“They were like, ‘No, it’s a brand-new primary cancer. It’s not metastasized breast cancer.’ But I was pretty sure there must be some kind of connection between the two cancers. Two primary cancers in your 40s – that is very odd.”
Carrie had surgery to remove part of her colon. During that procedure, the surgeon noticed that the nearby lymph nodes were hard and inflamed, which he said indicated that the cancer had almost certainly metastasized. The ensuing tests revealed that the cancer had not, in fact, metastasized, and that the inflamed lymph nodes had been the cause of Carrie’s New Year’s pain.
“Those lymph nodes maybe saved my life,” Carrie says.
After the surgery, Carrie was declared cancer-free for the second time. She didn’t need any chemo or radiation, but her oncologist wasn’t ready to let her go.
“I think at that point, he and my husband and I were all on the same page. This was just too coincidental. I remember having that discussion and [my oncologist] put us in touch with the genetic counselors at the University of Wisconsin.”
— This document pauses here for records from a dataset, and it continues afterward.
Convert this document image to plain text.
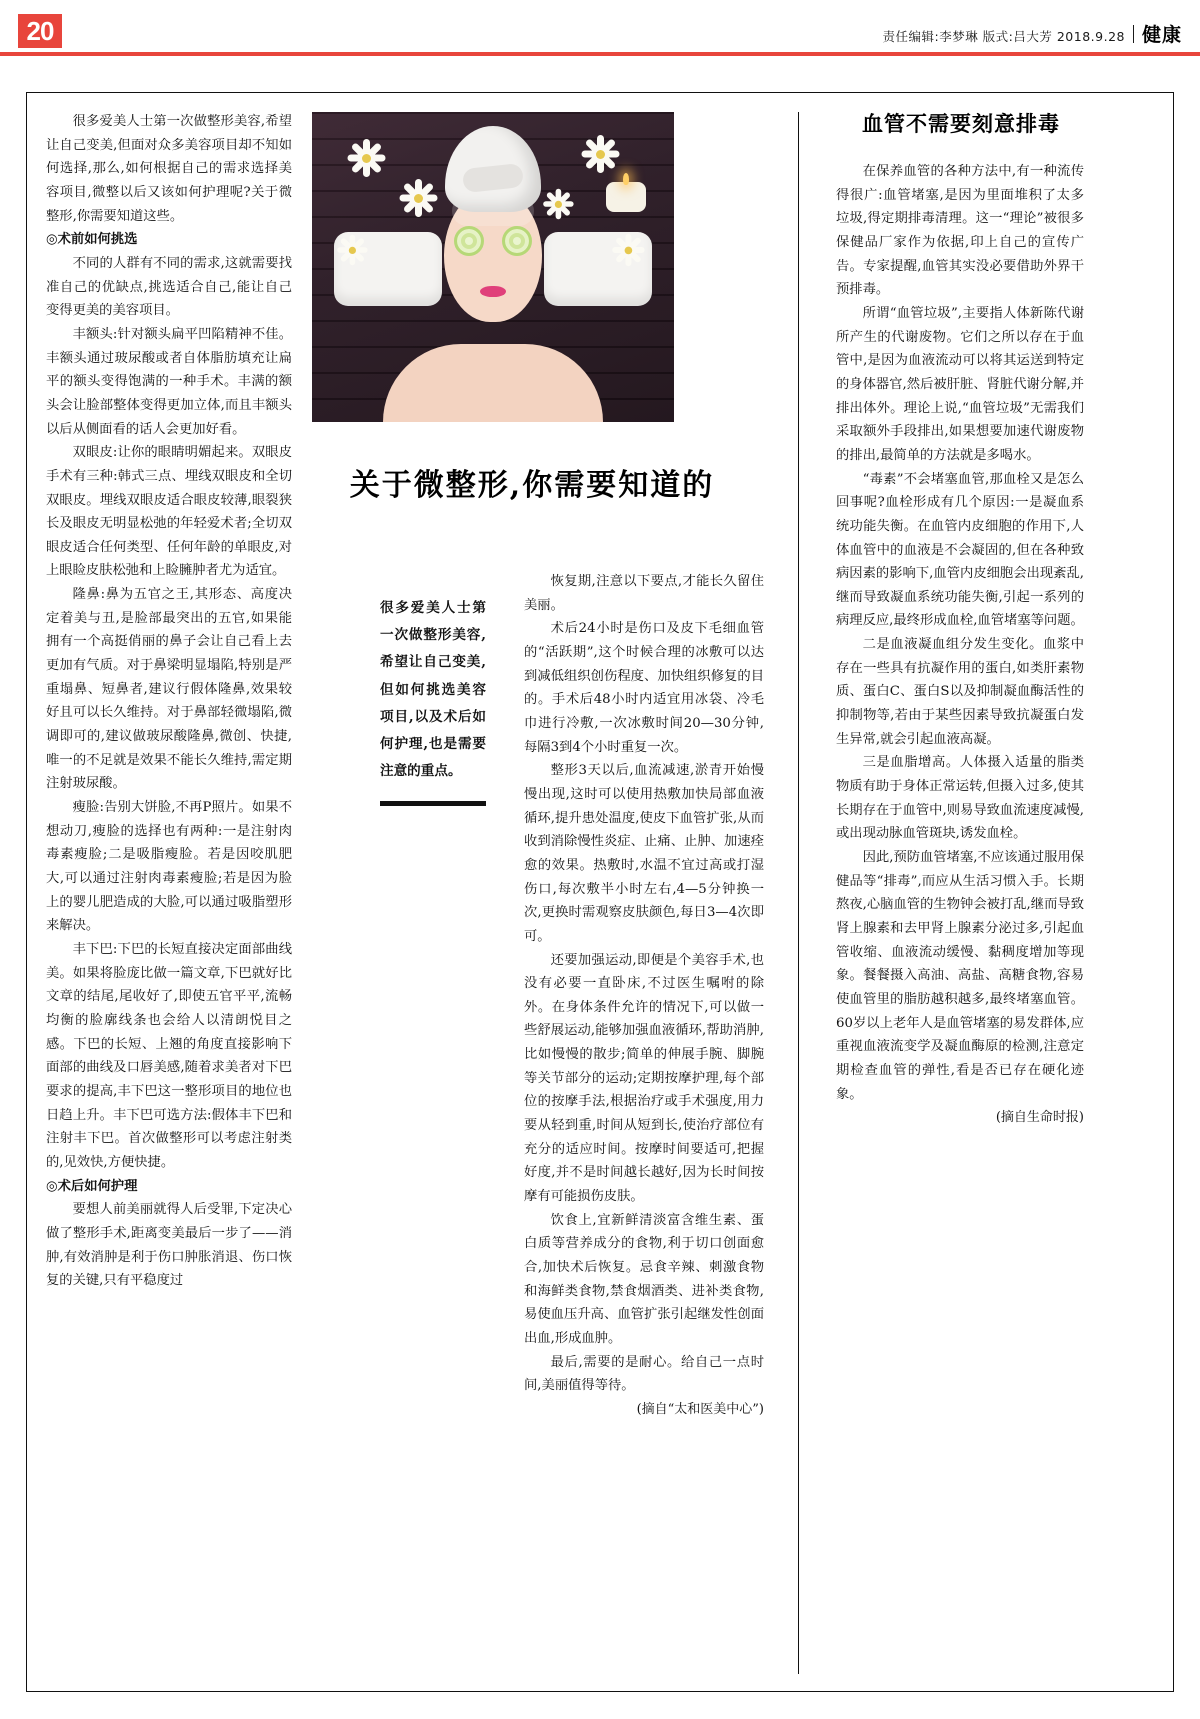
20	责任编辑:李梦琳 版式:吕大芳 2018.9.28 健康
关于微整形,你需要知道的
很多爱美人士第一次做整形美容,希望让自己变美,但如何挑选美容项目,以及术后如何护理,也是需要注意的重点。

很多爱美人士第一次做整形美容,希望让自己变美,但面对众多美容项目却不知如何选择,那么,如何根据自己的需求选择美容项目,微整以后又该如何护理呢?关于微整形,你需要知道这些。

◎术前如何挑选

不同的人群有不同的需求,这就需要找准自己的优缺点,挑选适合自己,能让自己变得更美的美容项目。

丰额头:针对额头扁平凹陷精神不佳。丰额头通过玻尿酸或者自体脂肪填充让扁平的额头变得饱满的一种手术。丰满的额头会让脸部整体变得更加立体,而且丰额头以后从侧面看的话人会更加好看。

双眼皮:让你的眼睛明媚起来。双眼皮手术有三种:韩式三点、埋线双眼皮和全切双眼皮。埋线双眼皮适合眼皮较薄,眼裂狭长及眼皮无明显松弛的年轻爱术者;全切双眼皮适合任何类型、任何年龄的单眼皮,对上眼睑皮肤松弛和上睑臃肿者尤为适宜。

隆鼻:鼻为五官之王,其形态、高度决定着美与丑,是脸部最突出的五官,如果能拥有一个高挺俏丽的鼻子会让自己看上去更加有气质。对于鼻梁明显塌陷,特别是严重塌鼻、短鼻者,建议行假体隆鼻,效果较好且可以长久维持。对于鼻部轻微塌陷,微调即可的,建议做玻尿酸隆鼻,微创、快捷,唯一的不足就是效果不能长久维持,需定期注射玻尿酸。

瘦脸:告别大饼脸,不再P照片。如果不想动刀,瘦脸的选择也有两种:一是注射肉毒素瘦脸;二是吸脂瘦脸。若是因咬肌肥大,可以通过注射肉毒素瘦脸;若是因为脸上的婴儿肥造成的大脸,可以通过吸脂塑形来解决。

丰下巴:下巴的长短直接决定面部曲线美。如果将脸庞比做一篇文章,下巴就好比文章的结尾,尾收好了,即使五官平平,流畅均衡的脸廓线条也会给人以清朗悦目之感。下巴的长短、上翘的角度直接影响下面部的曲线及口唇美感,随着求美者对下巴要求的提高,丰下巴这一整形项目的地位也日趋上升。丰下巴可选方法:假体丰下巴和注射丰下巴。首次做整形可以考虑注射类的,见效快,方便快捷。

◎术后如何护理

要想人前美丽就得人后受罪,下定决心做了整形手术,距离变美最后一步了——消肿,有效消肿是利于伤口肿胀消退、伤口恢复的关键,只有平稳度过

恢复期,注意以下要点,才能长久留住美丽。

术后24小时是伤口及皮下毛细血管的“活跃期”,这个时候合理的冰敷可以达到减低组织创伤程度、加快组织修复的目的。手术后48小时内适宜用冰袋、冷毛巾进行冷敷,一次冰敷时间20—30分钟,每隔3到4个小时重复一次。

整形3天以后,血流减速,淤青开始慢慢出现,这时可以使用热敷加快局部血液循环,提升患处温度,使皮下血管扩张,从而收到消除慢性炎症、止痛、止肿、加速痊愈的效果。热敷时,水温不宜过高或打湿伤口,每次敷半小时左右,4—5分钟换一次,更换时需观察皮肤颜色,每日3—4次即可。

还要加强运动,即便是个美容手术,也没有必要一直卧床,不过医生嘱咐的除外。在身体条件允许的情况下,可以做一些舒展运动,能够加强血液循环,帮助消肿,比如慢慢的散步;简单的伸展手腕、脚腕等关节部分的运动;定期按摩护理,每个部位的按摩手法,根据治疗或手术强度,用力要从轻到重,时间从短到长,使治疗部位有充分的适应时间。按摩时间要适可,把握好度,并不是时间越长越好,因为长时间按摩有可能损伤皮肤。

饮食上,宜新鲜清淡富含维生素、蛋白质等营养成分的食物,利于切口创面愈合,加快术后恢复。忌食辛辣、刺激食物和海鲜类食物,禁食烟酒类、进补类食物,易使血压升高、血管扩张引起继发性创面出血,形成血肿。

最后,需要的是耐心。给自己一点时间,美丽值得等待。

(摘自“太和医美中心”)

血管不需要刻意排毒

在保养血管的各种方法中,有一种流传得很广:血管堵塞,是因为里面堆积了太多垃圾,得定期排毒清理。这一“理论”被很多保健品厂家作为依据,印上自己的宣传广告。专家提醒,血管其实没必要借助外界干预排毒。

所谓“血管垃圾”,主要指人体新陈代谢所产生的代谢废物。它们之所以存在于血管中,是因为血液流动可以将其运送到特定的身体器官,然后被肝脏、肾脏代谢分解,并排出体外。理论上说,“血管垃圾”无需我们采取额外手段排出,如果想要加速代谢废物的排出,最简单的方法就是多喝水。

“毒素”不会堵塞血管,那血栓又是怎么回事呢?血栓形成有几个原因:一是凝血系统功能失衡。在血管内皮细胞的作用下,人体血管中的血液是不会凝固的,但在各种致病因素的影响下,血管内皮细胞会出现紊乱,继而导致凝血系统功能失衡,引起一系列的病理反应,最终形成血栓,血管堵塞等问题。

二是血液凝血组分发生变化。血浆中存在一些具有抗凝作用的蛋白,如类肝素物质、蛋白C、蛋白S以及抑制凝血酶活性的抑制物等,若由于某些因素导致抗凝蛋白发生异常,就会引起血液高凝。

三是血脂增高。人体摄入适量的脂类物质有助于身体正常运转,但摄入过多,使其长期存在于血管中,则易导致血流速度减慢,或出现动脉血管斑块,诱发血栓。

因此,预防血管堵塞,不应该通过服用保健品等“排毒”,而应从生活习惯入手。长期熬夜,心脑血管的生物钟会被打乱,继而导致肾上腺素和去甲肾上腺素分泌过多,引起血管收缩、血液流动缓慢、黏稠度增加等现象。餐餐摄入高油、高盐、高糖食物,容易使血管里的脂肪越积越多,最终堵塞血管。60岁以上老年人是血管堵塞的易发群体,应重视血液流变学及凝血酶原的检测,注意定期检查血管的弹性,看是否已存在硬化迹象。

(摘自生命时报)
Carrie met with a genetic counselor who explained the tests and every possible outcome. She went through the short test procedure when the results came back, they showed that she carried a mutation in the MLH1 gene, indicating that she did, in fact, have Lynch Syndrome.
“And…I felt very overwhelmed,” Carrie says. “I felt mad, I felt despondent…I felt like my body was betraying me.”
“I was used to thinking of cancer as this mass that has invaded my body,” Carrie wrote in her blog. “The reality is that every cell in my body is mutated and unable to catch the genetic typos that most of the population does with ease. If my cells were an English term paper, I would get a D.”
After her diagnosis, Carrie worked with the genetic counselor to spread the word to the rest of her family. Carrie has eleven first cousins on her mother’s side, and according to her pedigree, all of them were at risk of also carrying Lynch Syndrome. The genetic counselors provided a detailed letter to send to the family, and Carrie drafted her own personal note.
“Dear Mom, Sisters & Cousins,” she wrote, “Enclosed please find a letter that I send to you with a heavy heart […] As such, there is a 50% chance that you also have a mutated MLH1 gene and are at a greater risk for certain kinds of cancer.”
“My greatest hope is that each of you tests negative for Lynch Syndrome. You are in my heart and thoughts,” the letter concluded.